Which sections did the Supreme Court declare unconstitutional?
(b) Section 3(2)
- A/c to this, a person can be sent behind bars for a benami transaction entered into 28 years before the Section even came into existence.
- CJI Ramana held that the provision violated Article 20(1) of the Constitution.
- Article 20(1) mandates that no person should be convicted of an offence, which was not in force “at the time of the commission of the act charged as an offence”.
(b) Section 5
- It said that “any benami property shall be liable to be confiscated by the Central Government”.
- The court held that this confiscation provision cannot be applied retrospectively.
- The CJI dismissed the government’s version that forfeiture, acquisition and confiscation of property under the 2016 Act was not in the nature of prosecution and cannot be restricted under Article 20.
What else did the apex court observe?
- The court observed that the 2016 Act condemned not only transactions that were traditionally denominated as benami but also a “new class of fictitious and sham transactions”.
- The court said the intention of Parliament was to condemn property acquired from ill-gotten wealth.
- These proceedings cannot be equated as enforcing civil obligations, the CJI noted.
Why curb benami transactions?
- Inflationary implications: Rather than hoarding the black money in cash, the tax evader invest their accumulated illegal money in buying benami properties.
- Loss of economic activity: The whole process affects the revenue generation of government hampering growth and development of the state.

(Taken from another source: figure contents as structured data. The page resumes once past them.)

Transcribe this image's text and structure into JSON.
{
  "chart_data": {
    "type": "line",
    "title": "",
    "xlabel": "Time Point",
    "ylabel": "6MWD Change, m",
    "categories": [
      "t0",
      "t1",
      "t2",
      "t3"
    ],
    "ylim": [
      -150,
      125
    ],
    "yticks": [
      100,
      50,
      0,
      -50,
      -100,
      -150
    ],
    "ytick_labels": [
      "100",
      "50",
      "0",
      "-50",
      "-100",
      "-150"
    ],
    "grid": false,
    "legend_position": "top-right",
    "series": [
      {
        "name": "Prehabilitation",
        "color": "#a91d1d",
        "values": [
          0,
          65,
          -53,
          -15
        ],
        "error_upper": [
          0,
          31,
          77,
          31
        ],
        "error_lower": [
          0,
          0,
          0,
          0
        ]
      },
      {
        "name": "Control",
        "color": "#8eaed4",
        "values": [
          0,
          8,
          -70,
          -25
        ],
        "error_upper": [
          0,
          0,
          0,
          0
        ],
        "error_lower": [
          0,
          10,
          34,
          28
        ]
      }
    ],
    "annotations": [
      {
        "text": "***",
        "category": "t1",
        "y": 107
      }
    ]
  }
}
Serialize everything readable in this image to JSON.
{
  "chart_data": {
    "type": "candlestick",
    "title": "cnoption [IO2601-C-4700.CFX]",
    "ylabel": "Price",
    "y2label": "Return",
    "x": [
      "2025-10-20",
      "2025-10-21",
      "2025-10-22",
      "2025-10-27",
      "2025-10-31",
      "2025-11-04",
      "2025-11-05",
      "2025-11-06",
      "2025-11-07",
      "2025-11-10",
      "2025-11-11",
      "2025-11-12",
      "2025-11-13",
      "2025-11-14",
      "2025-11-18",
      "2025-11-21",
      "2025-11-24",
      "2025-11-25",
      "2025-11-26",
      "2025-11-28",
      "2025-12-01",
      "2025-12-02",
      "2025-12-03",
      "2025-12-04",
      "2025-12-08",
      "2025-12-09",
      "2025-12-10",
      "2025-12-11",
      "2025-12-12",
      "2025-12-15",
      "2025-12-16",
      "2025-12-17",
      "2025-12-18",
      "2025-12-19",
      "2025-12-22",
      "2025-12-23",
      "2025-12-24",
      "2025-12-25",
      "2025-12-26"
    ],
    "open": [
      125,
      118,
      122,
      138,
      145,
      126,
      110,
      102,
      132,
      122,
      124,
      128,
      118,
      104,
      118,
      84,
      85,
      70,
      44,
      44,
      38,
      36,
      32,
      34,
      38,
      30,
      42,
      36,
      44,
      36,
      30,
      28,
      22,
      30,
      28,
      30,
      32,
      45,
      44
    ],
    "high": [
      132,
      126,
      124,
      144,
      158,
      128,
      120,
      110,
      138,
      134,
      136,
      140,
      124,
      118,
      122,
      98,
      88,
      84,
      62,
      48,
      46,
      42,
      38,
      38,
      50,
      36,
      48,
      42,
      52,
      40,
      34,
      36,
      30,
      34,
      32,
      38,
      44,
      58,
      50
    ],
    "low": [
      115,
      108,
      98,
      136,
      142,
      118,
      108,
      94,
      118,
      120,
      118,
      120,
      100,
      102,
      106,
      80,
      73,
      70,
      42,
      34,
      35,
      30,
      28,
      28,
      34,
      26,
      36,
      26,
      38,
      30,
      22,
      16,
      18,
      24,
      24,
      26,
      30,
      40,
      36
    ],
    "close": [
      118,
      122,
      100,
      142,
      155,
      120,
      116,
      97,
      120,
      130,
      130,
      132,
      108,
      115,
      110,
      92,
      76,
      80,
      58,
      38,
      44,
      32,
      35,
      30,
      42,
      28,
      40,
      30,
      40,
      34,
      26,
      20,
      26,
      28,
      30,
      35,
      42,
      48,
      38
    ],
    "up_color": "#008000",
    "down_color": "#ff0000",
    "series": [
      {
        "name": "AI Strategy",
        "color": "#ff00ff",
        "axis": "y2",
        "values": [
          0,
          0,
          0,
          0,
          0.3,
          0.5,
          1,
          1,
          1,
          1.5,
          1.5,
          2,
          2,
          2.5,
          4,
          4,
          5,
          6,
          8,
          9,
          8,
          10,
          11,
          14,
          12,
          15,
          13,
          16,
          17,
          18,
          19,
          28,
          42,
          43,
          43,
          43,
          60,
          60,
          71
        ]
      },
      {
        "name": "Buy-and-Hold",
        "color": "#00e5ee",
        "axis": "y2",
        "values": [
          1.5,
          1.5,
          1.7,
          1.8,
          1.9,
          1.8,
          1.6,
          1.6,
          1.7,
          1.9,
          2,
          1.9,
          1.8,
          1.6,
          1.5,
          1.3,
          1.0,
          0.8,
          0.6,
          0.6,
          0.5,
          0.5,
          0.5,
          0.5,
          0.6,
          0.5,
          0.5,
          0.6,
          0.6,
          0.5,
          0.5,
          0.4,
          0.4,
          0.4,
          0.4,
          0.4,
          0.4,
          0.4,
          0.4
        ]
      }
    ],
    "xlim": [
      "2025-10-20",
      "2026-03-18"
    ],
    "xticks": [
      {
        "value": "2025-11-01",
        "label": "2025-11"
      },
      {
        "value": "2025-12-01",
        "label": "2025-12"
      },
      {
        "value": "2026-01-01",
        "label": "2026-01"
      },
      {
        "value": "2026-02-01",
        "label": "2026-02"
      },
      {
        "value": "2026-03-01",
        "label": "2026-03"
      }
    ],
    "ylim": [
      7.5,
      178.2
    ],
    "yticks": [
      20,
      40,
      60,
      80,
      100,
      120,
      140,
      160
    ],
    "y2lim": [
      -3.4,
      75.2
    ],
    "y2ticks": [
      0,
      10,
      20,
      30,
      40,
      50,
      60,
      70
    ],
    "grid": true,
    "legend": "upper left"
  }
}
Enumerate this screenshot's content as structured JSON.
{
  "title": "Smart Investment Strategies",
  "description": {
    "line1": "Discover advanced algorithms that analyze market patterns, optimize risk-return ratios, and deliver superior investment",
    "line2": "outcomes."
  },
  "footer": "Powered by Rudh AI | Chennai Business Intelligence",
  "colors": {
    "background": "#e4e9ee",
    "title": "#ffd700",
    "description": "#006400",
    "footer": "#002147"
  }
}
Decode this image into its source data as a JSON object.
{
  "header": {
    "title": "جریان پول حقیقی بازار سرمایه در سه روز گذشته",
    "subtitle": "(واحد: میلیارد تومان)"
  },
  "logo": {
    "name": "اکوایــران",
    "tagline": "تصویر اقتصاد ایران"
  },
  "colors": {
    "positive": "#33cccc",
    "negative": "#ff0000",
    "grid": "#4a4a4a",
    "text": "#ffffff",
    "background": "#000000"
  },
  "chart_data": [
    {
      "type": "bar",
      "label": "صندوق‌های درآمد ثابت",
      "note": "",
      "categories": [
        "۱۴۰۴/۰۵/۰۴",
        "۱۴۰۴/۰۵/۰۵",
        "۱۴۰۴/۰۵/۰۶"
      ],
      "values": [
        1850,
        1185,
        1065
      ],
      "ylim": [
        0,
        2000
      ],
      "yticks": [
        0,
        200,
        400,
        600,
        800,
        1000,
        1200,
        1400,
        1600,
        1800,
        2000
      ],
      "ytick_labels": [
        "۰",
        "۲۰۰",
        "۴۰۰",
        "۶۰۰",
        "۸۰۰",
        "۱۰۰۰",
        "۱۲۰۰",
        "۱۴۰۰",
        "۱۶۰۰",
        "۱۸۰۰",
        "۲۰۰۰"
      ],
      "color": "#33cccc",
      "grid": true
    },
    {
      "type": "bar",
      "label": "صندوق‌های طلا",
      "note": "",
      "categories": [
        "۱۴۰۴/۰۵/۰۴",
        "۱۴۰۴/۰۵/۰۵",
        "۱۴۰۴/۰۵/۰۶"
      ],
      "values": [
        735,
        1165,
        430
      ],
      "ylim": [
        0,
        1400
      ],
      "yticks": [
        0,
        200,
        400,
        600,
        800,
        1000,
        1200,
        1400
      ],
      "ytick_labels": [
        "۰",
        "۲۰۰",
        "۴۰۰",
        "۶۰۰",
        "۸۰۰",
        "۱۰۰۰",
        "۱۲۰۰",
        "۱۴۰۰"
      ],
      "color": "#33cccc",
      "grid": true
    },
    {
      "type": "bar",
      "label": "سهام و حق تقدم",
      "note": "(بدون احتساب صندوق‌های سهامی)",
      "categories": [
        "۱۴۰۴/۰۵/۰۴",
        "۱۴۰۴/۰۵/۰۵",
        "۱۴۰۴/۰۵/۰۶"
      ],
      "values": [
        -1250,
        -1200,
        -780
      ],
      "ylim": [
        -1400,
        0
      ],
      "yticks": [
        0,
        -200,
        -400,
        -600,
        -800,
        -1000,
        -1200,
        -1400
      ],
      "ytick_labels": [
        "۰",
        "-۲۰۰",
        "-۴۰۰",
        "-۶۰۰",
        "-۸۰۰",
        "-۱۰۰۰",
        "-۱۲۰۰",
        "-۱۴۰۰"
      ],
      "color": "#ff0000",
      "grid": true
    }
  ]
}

- Tax evasion: Since the percentage of tax payer in the country is a dismal low, the government fails to successfully implement its policies and schemes due to lack of resources.
- Money laundering: Benami transactions also serves the illicit purpose of money laundering.
Conclusion
- A tough law against benami properties is the need of the hour to check corruption.
- However, due process of law needs to be followed in true letter and spirit.